If you can sell a few items at a fair price, you can put that money toward other important holiday expenses — like rum and eggnog.
I’ve used Craigslist in the past, but I prefer Kijiji. They both operate in pretty much the same way. Kijiji (pronounced "ka-gee-gee") is owned and operated by eBay. Like Craigslist, it uses the classified ad format of buying and selling items locally. It's FREE to post your ad, there’s no tax and no shipping costs and it's “green.” It really is a Christmas miracle when you find that Wii Gaming system that retails for $250 but since the seller has moved on to Xbox they’re practically giving it away and throwing in all their games, too.
I know my way around the Kijiji network, so here are a few tips to share. Consider this my FREE gift to you.
Include photos. People want to see your goods—so to speak. Make sure photos are clear and show the item from several angles.
Set and post a price. The whole “Or best offer” thing is awkward. Expect that buyers will offer less, so decide ahead of time how low you’re willing to go.
Search your item in other Kijiji ads, on Craiglist and eBay. Factor in the age and condition of the item and what it sold for originally. Use this information to price your item reasonably.
Don’t post any personal information in your add—your name, phone number, or home address.
If you have an email signature attached to your email, remove it when corresponding with potential buyers (I forgot last time and lost sleep over it). Better yet, use your “junk” email address—the generic one you use for entering contests, etc.
Be honest and specific. If the item has a scratch or is missing an accessory, state this in the ad.
Keeps ads short, include all relevant information and spell-check before posting.
Include something like, “If this item is still posted, it is still available. When it is sold, I will remove the ad immediately.” This will lessen the annoying, “Is this item still available?” messages you may receive.
Respond to the first reply to your ad. Set up a date and time for pick up. Then confirm the price. For example, “The price is $45 cash and you’ll be picking it up on Tuesday at 4pm, correct?” Then edit your ad title with the letters PPU. This lets people know that the item is “Pending Pick Up.”
Respond to any other interested buyers with something like, “Thanks for your interest in the Thigh Master. It is currently sold, pending pick up. If the buyer doesn’t show up, I’ll be sure to let you know.”
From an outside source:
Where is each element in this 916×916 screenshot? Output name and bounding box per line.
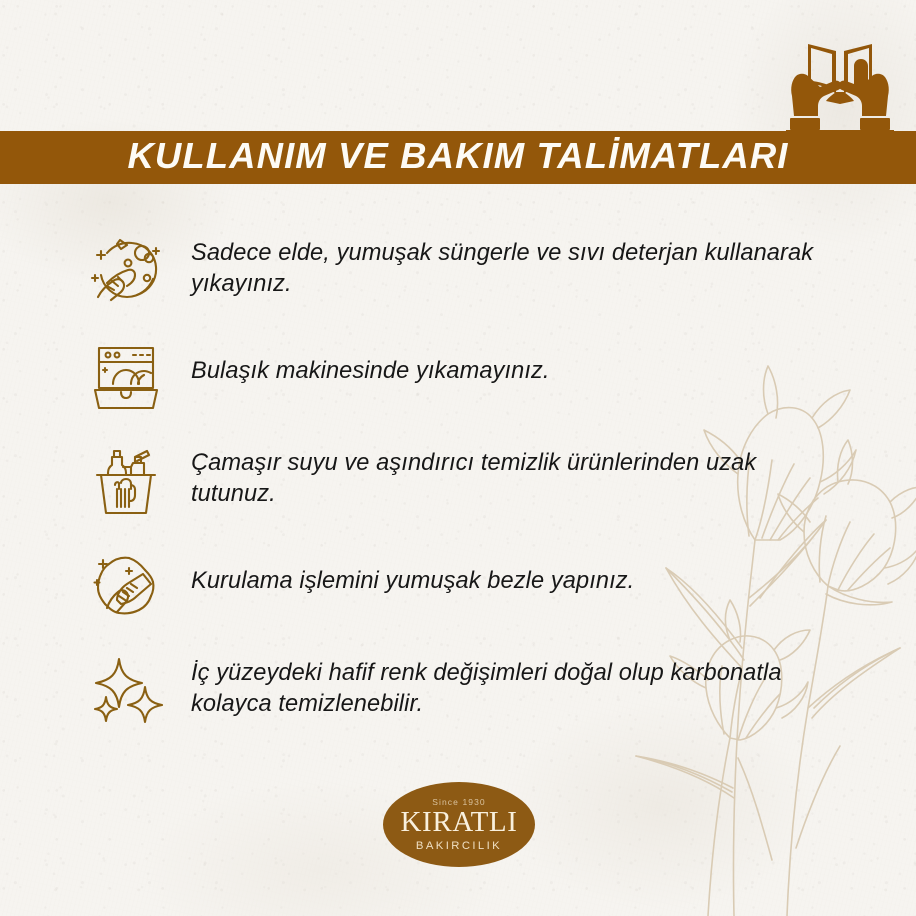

Remove the ad as soon as the item is absolutely sold.
Safety is important. If you’re uncomfortable giving out your home address, ask to meet at a public place—the mall for example. Do not let buyers into your home. The garage with the door open to the street is a meeting place option. Make sure your spouse or a friend is there with you at pick up.
Check frequently—lots of new ads go up hourly so keep looking. You have to be fast to snap up the good deals.
Purchases are made in cash so hit the ATM on your way to pick up your item and bring exact change.
If you don’t like the item once you see it in person, you have every right to walk away. Politely.
Do not go into a seller’s home. Do your dealings outside. Bring a buddy with you.
Use your generic email addresses for correspondence.
Some might consider secondhand Christmas gifts tacky. I disagree. It's not like you're going to buy your dad a moth-eaten Christmas sweater or give your son a set of Encyclopedia Britannica circa 1978. There are some perfect finds out there—something just right for you at a price that can't be beat. That vintage album that you know your husband would love or that sweet wooden dollhouse that some little girl loved but has outgrown? They're out there waiting for you. I found a guinea pig cage with all the accessories, food, etc. for a fraction of the price I would have paid at the store. This was part of my son's early Christmas gift. I also found a brand new wetsuit for my daughter who freezes in the swimming pool. The seller had ordered the wrong size and couldn't return it so they sold it on Kijiji for peanuts.
Always follow proper Kijiji etiquette and keep safety in mind, and you too can have yourself a Kijiji little Christmas and a Craigslist New Year!